A Really Good Jazz Piano by Richard Yates, 1961
The magic trick:
A dastardly mid-story change in perspective
We close our week of stories from Richard Yates’ Eleven Kinds Of Loneliness collection with the showstopper of the bunch; the hit single as it were. This is probably his most famous story. I gather he thought it was his best. It’s hard to argue.
We’re in France with two young American expatriates. The important thing is that we start in Paris with the boy named Carson. We see the story through his eyes, which means we see his friend Ken through his eyes. Ken is in Cannes, pestering Carson with phone calls. Inevitably, we see Ken as a nuisance; a kind of dork, hanging on to the much cooler Carson in a strange kind of hero and hero worshipper friendship.
We don’t really think much of it. This is just the story we’ve been introduced into.
Then the action shifts to Cannes, though. Here we see things from Ken’s perspective, and this is when our awareness of what this story is about really starts to shift.
And it’s not because now we realize something different about the characters, either. It’s not that obvious. It’s not like once we are in Ken’s point of view, we realize Ken is actually really cool, and Carson is the dork. No. That’s not it. We find that we were essentially right from the start. Carson is the cool dude. Ken is the nerdy, needy tagalong.
What we become aware of is a bit more subtle. We start to see how condescension works. We are forced to recognize that we were perfectly comfortable engaging in our own condescension at the beginning of the story when we saw Ken through Carson’s eyes. It’s like the change in perspective in the story throws our sympathies into confusion, and we’re forced to realize our own bad tendencies.

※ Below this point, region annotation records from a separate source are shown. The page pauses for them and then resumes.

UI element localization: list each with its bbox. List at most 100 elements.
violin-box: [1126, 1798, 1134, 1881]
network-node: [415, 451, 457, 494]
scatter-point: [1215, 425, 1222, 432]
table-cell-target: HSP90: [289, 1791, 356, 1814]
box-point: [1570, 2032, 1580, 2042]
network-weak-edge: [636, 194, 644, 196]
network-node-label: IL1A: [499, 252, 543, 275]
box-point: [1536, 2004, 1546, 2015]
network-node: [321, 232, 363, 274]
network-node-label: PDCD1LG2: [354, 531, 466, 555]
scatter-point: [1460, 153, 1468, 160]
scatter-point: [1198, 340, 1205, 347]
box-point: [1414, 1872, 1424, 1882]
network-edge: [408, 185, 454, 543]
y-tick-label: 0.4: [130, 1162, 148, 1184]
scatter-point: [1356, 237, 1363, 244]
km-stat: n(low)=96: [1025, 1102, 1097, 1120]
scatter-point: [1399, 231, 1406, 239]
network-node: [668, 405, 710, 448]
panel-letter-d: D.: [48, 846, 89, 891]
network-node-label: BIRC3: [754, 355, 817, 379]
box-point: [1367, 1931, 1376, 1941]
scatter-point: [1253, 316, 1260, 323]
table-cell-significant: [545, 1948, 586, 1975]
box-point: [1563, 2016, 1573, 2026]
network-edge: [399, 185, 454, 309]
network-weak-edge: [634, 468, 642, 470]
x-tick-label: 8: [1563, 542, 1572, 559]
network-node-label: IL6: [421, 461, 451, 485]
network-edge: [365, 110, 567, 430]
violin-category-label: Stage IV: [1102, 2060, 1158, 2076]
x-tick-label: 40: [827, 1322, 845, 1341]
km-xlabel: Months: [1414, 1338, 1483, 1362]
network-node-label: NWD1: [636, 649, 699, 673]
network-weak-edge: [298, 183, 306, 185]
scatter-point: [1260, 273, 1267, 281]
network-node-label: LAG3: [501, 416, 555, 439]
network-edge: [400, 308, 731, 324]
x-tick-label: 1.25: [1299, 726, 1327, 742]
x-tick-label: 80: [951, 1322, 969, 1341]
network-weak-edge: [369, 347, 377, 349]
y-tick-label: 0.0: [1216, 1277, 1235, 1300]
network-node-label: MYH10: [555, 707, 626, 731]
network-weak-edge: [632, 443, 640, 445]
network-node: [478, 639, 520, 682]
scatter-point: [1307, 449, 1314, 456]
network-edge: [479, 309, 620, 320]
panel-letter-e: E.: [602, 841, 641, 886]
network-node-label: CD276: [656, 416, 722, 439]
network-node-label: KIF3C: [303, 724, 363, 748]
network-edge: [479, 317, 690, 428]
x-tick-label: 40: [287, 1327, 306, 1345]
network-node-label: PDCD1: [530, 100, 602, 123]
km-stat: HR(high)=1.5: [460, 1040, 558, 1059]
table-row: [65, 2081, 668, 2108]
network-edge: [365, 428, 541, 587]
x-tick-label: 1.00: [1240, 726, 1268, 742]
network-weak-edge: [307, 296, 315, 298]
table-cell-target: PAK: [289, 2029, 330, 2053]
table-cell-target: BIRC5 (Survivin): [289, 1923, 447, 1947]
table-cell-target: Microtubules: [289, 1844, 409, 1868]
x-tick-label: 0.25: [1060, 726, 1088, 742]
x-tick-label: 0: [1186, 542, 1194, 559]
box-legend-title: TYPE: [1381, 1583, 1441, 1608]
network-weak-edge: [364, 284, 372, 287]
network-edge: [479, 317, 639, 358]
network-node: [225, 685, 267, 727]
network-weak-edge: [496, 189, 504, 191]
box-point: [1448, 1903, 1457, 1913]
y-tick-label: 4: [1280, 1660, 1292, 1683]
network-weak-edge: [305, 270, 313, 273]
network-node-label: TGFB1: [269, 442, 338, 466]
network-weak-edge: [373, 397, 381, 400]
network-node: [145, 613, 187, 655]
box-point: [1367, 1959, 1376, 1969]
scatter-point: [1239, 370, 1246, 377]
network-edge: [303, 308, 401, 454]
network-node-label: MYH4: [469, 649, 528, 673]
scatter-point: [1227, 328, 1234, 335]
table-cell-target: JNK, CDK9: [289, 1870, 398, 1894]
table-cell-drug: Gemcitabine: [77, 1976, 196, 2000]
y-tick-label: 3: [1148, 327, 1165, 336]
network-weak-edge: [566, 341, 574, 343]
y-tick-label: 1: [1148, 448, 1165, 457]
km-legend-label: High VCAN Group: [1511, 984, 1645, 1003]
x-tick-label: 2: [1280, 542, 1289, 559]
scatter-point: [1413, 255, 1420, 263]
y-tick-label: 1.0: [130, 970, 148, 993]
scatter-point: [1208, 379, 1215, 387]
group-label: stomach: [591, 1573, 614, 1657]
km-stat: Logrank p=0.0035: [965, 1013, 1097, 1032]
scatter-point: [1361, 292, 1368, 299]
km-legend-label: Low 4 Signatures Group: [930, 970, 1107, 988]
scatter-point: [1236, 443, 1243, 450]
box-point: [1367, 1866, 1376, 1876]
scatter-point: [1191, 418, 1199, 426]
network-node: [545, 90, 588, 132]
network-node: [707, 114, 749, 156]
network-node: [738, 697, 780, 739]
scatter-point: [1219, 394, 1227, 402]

And that’s quite a trick on Yates’s part.
The selection:
Ken couldn’t stop talking. Pacing in and out of the bathroom while Carson took his shower, jingling a pocketful of coins, he talked in the laughing, full-throated joy of a man who has gone for weeks without hearing his own voice. The truth was that Ken never really had a good time away from Carson. They were each other’s best friends, but it had never been an equal friendship, and they both knew it.